The CHNA platform, an integral part of a national resource called The Community Commons (www.communitycommons.org) was built to assist hospitals as well as other institutions — non-profit community-based organizations, state and local health departments, financial institutions, engaged citizens and other key stakeholders — in understanding the needs and assets of their communities. It offers comprehensive geographic information systems (GIS) mapping, analytic and reporting tools to facilitate the assessment of community health needs and assets critical to shaping and investing in the health and well-being of communities. The platform is entirely free to use, a gift for the common good, developed and operated in trust for the social and economic well-being of the nation. The platform is powered by the Institute for People, Place and Possibility (IP3, found at www.i-P3.org), a social and innovation venture, which has provided the expertise for designing and supporting the Community Commons resource.

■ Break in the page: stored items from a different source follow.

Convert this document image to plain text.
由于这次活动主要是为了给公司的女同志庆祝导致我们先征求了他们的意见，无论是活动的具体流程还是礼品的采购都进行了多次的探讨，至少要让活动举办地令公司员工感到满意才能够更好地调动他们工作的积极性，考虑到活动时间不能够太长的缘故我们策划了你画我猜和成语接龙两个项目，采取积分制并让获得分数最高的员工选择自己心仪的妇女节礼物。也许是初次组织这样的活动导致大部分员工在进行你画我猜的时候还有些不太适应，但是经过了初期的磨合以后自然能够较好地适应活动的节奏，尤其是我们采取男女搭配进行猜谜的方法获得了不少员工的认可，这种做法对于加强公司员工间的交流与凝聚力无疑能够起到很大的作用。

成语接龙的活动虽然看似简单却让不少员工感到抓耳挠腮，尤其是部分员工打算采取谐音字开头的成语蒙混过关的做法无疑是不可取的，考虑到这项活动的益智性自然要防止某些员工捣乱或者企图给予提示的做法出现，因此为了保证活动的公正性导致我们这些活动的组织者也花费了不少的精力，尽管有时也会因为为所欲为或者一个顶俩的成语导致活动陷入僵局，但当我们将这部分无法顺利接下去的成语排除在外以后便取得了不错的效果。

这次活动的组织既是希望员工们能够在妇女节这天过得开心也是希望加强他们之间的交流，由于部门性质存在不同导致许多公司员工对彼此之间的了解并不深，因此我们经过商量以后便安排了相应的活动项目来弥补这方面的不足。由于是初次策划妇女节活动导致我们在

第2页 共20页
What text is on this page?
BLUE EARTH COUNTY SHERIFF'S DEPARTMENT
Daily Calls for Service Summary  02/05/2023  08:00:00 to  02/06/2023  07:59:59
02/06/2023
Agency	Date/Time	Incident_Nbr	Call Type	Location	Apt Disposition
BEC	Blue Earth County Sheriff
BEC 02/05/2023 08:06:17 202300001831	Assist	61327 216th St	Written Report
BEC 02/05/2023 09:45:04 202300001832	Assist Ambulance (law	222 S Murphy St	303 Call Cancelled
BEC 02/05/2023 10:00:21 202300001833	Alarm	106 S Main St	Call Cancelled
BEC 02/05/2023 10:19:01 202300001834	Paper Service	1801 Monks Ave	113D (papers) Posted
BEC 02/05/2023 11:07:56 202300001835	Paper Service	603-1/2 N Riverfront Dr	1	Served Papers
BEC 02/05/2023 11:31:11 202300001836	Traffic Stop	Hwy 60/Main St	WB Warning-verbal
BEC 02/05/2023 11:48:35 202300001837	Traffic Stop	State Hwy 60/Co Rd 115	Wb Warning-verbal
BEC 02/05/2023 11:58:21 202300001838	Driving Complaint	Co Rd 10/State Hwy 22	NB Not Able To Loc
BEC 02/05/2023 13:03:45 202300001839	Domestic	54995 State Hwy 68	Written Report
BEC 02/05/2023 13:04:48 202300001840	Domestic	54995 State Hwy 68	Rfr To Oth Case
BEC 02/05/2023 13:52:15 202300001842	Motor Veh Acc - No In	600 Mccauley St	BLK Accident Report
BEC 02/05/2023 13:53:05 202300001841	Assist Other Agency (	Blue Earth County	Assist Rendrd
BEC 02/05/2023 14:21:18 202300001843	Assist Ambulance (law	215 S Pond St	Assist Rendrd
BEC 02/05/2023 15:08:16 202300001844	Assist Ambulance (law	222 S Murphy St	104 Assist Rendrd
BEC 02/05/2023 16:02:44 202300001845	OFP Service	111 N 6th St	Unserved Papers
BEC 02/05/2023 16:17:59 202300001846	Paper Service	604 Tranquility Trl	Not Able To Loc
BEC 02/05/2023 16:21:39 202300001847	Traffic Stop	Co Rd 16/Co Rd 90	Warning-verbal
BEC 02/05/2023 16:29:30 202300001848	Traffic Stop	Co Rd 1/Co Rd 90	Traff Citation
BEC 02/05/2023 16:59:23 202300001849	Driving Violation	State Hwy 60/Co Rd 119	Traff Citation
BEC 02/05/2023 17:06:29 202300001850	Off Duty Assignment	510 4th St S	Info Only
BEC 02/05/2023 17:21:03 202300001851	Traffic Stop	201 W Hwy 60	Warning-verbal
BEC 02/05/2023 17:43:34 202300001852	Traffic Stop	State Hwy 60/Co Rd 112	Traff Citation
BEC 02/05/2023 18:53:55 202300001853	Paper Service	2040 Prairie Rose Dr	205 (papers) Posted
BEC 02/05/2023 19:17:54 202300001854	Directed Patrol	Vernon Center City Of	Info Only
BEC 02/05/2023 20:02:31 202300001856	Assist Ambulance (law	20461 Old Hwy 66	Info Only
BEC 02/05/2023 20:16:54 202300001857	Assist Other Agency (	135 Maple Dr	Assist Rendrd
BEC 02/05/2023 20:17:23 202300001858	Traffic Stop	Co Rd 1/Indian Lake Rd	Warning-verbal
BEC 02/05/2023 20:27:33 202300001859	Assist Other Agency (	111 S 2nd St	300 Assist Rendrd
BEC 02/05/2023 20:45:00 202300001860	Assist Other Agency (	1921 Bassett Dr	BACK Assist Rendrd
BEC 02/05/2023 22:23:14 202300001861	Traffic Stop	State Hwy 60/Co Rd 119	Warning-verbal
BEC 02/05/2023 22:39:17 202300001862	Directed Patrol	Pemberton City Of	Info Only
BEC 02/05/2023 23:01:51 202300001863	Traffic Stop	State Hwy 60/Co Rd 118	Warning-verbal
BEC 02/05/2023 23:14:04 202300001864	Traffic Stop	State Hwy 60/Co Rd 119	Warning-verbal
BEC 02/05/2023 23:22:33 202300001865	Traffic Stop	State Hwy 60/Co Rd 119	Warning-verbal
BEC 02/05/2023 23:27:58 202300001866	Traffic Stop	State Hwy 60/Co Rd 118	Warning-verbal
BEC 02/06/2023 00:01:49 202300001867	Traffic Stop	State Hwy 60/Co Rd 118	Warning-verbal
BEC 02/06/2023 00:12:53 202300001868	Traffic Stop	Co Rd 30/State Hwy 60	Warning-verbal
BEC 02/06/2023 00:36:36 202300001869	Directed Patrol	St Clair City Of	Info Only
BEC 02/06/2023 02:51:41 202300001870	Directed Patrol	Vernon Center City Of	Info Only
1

The project evolved from ongoing discussions that followed the Centers for Disease Control and Prevention (CDC) public forum in July, 2011, "Best Practices for Community Health Needs Assessment and Implementation Strategy Development." Conversations centered on how to enable organizations and communities with limited resources to better assess and address community health needs and the need to improve the ways by which hospitals, health departments and community-based organizations collaboratively identify, access and use public data and technology platforms to advance population health. These conversations informed the multi-partner design and implementation of what would later produce the new platform and tools.

The CHNA platform provides access to thousands of data points and sources and offers the capability to create automated and customized reports, tables, charts and maps. The tool can dramatically reduce the time and expense associated with traditional modes of collecting and analyzing data for community health needs assessment — allowing precious local resources to be allocated to local engagement, making sense of the wide array of data and implementing strategies that can have a positive impact on population and community health.

The national CHNA platform emerged from the wisdom and resources of its many partners and from the developmental work that Kaiser Permanente had concurrently begun with IP3 to create a web-based resource that would support our hospital facilities and their community partners. Now with both of these tools fully in place, the important work of shaping "healthy, human ecosystems" can shift from a time- and dollar-intensive focus on finding data and developing reports to the more important work of partnership engagement and collaborative investment.

Kaiser Permanente is currently using the CHNA platform to inform work across our 36 hospitals and the communities we serve, as well as in our non-hospital regions that have elected to undertake the process. We are using the data and mapping tools to identify areas of highest need and prospective action. With the power of that information, we are better equipped to work with our community partners to implement actions that thoughtfully and directly address the true health needs of those we exist to serve.

The free national platform found at www.CHNA.org will continue to evolve, based on the input and needs of communities and organization using it. Opportunities include developing a national peer learning network where community leaders can share their experiences on what works and learn about policies and investment strategies that are measurably improving health. We invite you to join us in using this non-proprietary resource and mission for the common good — vital to the health and well-being of the people and communities we all serve, and the long-term vitality of our great nation.

TYLER NORRIS is vice president for total health partnerships, Kaiser Permanente, Oakland, Calif., and JEAN NUDELMAN is Kaiser Permanente's national lead for community health needs assessment and director of community benefit programs in Northern California.